A Coil, 49 Traffic Lights, Kingsway & My Goof CordsWednesday, December 10, 2008
Rosemary is helping out Rebecca with her French science assignments which this month are all about electricity. They are discussing parallel and series circuits. I heard a word I had not heard for years, bobine in French which is very close to the Spanish bobina. As I transversed the city on Kingsway Avenue to Kinsgway and Sperling (49 traffic lights. I counted them and I stopped for at least half of them!) to drop off my broken glasses at All-Canadian Eyeglass Repair, I thought about bobina. This is what went through my memory.
It must have been at least 38 years ago when as a teacher in high school in Mexico City one of my students asked me if I had ever heard of Alice Copper. The whole class laughed at me when I replied, "No, who's she?" I had a very good class and we made a pact that we would try to learn each other's music. Thanks to them I caught on to the Allman Brothers Band and Crosby, Stills, Nash & Young. I taught them about Dave Brubeck, Gerry Mulligan, Mozart and Bach and took them to an old Mexican baroque church to listen to Vivaldi. I remember that one of the pieces was the C Major Mandolin Concerto and the other was a briskly played Gloria RV-589 (just the way I like it).

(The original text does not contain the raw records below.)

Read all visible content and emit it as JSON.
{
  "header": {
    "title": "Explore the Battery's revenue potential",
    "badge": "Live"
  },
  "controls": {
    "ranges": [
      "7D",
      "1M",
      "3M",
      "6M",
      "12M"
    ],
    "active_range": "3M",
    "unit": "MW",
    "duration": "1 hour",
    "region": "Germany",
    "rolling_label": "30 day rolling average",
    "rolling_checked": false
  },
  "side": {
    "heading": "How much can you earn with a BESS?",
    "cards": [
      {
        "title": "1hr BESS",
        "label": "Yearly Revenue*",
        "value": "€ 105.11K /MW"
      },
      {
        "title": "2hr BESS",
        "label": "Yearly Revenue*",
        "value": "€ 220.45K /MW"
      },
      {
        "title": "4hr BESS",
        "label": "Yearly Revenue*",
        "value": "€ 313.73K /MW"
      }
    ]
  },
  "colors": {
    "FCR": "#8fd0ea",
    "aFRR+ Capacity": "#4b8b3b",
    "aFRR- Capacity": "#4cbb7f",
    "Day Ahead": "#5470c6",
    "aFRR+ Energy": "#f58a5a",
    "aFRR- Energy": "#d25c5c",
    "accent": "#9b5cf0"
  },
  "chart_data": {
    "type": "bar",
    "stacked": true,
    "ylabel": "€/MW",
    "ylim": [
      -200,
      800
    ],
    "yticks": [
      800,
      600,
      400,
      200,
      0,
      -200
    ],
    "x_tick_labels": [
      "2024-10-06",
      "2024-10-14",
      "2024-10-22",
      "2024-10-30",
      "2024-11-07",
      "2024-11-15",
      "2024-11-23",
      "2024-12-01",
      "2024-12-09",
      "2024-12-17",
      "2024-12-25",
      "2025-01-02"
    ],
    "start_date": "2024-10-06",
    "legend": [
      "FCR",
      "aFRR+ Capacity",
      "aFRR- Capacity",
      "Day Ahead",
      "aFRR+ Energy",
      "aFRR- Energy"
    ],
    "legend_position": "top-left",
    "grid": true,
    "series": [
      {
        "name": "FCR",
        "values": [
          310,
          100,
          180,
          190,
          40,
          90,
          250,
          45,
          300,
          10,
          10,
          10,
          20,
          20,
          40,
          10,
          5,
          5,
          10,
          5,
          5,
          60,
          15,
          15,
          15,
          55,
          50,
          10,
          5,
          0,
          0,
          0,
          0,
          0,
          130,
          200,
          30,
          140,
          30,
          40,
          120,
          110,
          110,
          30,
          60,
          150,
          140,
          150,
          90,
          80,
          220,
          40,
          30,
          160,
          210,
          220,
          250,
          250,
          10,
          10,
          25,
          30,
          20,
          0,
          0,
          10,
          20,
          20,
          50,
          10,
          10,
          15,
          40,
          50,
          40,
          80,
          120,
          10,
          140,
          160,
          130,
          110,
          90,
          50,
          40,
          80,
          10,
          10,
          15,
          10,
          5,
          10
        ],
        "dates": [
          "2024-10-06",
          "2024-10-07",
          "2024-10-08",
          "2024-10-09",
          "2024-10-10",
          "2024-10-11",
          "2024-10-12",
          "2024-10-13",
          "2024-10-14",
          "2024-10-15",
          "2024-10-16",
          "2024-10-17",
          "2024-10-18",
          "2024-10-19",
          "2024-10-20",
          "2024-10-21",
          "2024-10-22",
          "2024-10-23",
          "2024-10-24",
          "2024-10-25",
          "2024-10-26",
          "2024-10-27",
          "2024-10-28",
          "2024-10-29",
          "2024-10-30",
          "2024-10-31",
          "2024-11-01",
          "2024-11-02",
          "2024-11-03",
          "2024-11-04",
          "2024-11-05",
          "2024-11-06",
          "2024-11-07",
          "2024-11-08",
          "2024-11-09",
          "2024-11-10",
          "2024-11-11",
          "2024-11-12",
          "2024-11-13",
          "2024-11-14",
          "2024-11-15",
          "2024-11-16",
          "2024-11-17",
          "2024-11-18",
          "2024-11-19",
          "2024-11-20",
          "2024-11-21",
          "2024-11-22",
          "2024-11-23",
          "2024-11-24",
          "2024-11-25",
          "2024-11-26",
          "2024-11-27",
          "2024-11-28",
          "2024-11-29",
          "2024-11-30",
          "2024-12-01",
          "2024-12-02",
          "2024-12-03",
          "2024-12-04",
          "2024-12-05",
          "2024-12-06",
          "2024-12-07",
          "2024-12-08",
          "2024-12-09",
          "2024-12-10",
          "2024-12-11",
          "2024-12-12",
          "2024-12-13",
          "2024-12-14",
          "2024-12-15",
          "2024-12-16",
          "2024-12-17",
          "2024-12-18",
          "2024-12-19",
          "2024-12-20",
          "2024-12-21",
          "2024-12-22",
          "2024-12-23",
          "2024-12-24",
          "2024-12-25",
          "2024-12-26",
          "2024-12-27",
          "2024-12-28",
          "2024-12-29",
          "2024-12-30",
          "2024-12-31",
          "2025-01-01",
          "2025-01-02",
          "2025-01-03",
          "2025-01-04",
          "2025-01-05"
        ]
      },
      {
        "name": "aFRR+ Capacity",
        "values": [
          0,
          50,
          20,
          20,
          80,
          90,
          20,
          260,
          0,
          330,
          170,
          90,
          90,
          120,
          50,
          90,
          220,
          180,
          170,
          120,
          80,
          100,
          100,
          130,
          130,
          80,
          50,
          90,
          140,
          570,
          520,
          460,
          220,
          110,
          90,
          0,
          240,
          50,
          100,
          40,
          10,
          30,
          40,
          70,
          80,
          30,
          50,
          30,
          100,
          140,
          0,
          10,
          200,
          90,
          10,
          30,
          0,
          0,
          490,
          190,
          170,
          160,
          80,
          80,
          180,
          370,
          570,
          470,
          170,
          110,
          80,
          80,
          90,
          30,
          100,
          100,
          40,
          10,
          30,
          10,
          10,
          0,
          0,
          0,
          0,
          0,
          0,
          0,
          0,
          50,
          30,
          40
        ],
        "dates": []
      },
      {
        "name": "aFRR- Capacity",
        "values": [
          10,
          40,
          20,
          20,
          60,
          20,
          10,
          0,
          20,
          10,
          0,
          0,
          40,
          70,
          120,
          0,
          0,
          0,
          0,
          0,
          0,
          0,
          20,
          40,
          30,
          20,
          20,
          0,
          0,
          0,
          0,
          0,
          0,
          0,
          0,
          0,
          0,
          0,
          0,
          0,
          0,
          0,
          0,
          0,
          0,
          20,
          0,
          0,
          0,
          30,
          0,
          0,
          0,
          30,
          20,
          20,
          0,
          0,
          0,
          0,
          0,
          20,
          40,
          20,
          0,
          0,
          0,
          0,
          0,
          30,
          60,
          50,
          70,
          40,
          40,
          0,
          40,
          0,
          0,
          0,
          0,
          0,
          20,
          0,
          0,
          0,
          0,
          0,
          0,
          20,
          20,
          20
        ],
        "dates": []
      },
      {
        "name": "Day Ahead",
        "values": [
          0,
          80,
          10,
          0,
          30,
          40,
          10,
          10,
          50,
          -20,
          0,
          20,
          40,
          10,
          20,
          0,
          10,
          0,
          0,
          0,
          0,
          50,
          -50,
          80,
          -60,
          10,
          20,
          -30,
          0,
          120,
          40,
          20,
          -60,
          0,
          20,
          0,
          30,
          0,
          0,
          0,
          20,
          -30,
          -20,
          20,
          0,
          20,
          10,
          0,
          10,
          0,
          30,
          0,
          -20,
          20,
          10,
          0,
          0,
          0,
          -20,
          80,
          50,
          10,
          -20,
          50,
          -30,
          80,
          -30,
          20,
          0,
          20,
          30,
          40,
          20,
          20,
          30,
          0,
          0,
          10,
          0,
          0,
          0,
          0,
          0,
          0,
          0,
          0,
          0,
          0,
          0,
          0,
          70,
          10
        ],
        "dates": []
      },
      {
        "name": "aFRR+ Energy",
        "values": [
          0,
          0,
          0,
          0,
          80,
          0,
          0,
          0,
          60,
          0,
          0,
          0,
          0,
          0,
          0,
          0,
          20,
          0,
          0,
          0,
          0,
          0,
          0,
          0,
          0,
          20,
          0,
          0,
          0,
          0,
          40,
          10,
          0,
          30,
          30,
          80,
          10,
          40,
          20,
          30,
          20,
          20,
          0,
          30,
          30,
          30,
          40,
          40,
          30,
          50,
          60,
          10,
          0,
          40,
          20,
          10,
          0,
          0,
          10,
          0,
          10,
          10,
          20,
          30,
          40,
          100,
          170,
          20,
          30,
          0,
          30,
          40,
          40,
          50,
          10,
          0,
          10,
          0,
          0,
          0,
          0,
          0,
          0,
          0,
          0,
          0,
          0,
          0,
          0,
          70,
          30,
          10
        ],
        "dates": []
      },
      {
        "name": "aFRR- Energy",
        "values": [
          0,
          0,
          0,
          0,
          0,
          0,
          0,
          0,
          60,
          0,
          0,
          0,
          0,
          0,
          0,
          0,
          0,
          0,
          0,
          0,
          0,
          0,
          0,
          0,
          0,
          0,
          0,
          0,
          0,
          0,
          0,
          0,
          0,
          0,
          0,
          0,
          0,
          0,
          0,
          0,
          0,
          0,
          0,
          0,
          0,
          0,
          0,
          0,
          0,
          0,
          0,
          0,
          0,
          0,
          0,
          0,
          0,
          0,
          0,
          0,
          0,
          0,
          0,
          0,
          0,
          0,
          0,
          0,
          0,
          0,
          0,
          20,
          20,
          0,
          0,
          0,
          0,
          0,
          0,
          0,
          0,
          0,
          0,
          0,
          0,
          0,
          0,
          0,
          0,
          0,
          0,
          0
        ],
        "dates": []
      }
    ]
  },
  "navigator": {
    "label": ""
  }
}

I was extremely surprised when my class showed up all dolled up in dresses and suits. I was wearing a brand new brown one I had purchased at a spiffy local store on Paseo de la Reforma called Zapico. It was a terrific suit. Halfway through the concert there was lots of rain and an electrical storm. After one very loud bang all the lights in the church went out. One of the street transformers had been blown out. The conductor, a lugubrious looking Italian, told us the show would go on as soon as the waiters in the restaurant next door brought candles. It was a concert that my students and I will never forget. The flickering of the candles on the gilt baroque altar was magical. We decided to celebrate in a cafe in the Zona Rosa. The Mexico City air was fresh and brisk because of the rain and the electrical storm. I was enjoying the clean air by smoking a pipe! As soon as we entered the cafe I slipped the pipe into my upper jacket pocket. A few minutes we could smell smoke. There was a large hole in my front pocket! Smoke was coming out of it. The usual low oxygen content of Mexico City's altitude had somehow received a bonus of oxygen in the storm. I was depressed. A week later after taking my suit to an inivisible mender it was as good as new. It was then that someone told me that I looked terrible in a brown suit.
At about that time I had this state of the art (then) Acoustic Research amplifier that sported an international circuit. It could be used in either 110 or 220 volt household current. It had circuit breakers for protection. During the weekends my amplifier would turn off randomly. I decided to buy a volt meter to find out why . To my horror the usual 110 voltage was hovering close to 200 during the day. During the week the voltage would sometimes go down to 50. I enquired and I was told that the nearby factories in Tlanepantla would not operate during the weekends so voltage would go up. And during the week they would severely test Mexico City's electrical system.
If you ever travel in Mexico City or anywhere in Mexico you will see lots of mechanical shops that feature the word re-bobinado. This means to re-coil. Electrical motors (even those in car generators) work because a coil of thin copper wire surrounds magnets around a shaft. The action of electricity and magnets causes the shaft to turn. Fluctuating voltage makes coils burn out. Think of blenders, drills, refrigerators, vacuum cleaners, etc. It is virtually impossible to have a fridge with its original motor coil for more than a couple of years. You don't throw your appliances, you have their motors re-coiled!
Living in a third world country means that, paradoxically, little is thrown away. It is fixed somehow. This philosophy even translates itself into the consumption of the lowly pig. There are pig snout tacos and pig ear tacos and that list goes on.
There is a bit of that philosophy with the folks that repair my glasses All-Canadian Eyeglass Repair on 6817 Kingsway. I go there cheerfully in spite of those 49 traffic lights.
In a slight detour I would like to point out that I saw my first traffic light in 1952 outside the Retiro train Station in Buenos Aires. It was at the corner of the station and Avenida Libertador General San Matín. The reason I had not noticed it before is that it happened to have been the first semáforo in Buenos Aires.
My glasses besides suffering broken lenses (I always wear glass glasses) have multiple cases of broken patitas(legs) which in English are either called arms or temples. These patitas break because I use goof cords. Why are they called goof cords? My friend Les Wiseman, who taught me the term, says that anybody who uses them looks like one.
My first experience with broken arms by reason of goof cords was some 12 years ago when writer Evelyn Lau, left, visited me. When she was about to leave she asked me to hug her. There was crunch and both arms collapsed. It has been like that since. If I don't use goof cords, I cannot find my glasses and I squint at my computer monitor.
The folks on Kingsway repair my glasses, usually in less than 30 minutes.They never tell me to throw them away or that they are not worth repairing. While I would not like to experience Mexico City's voltage problems in Vancouver I would like to see more shops that promote the repair of stuff instead of converting into it into land fill.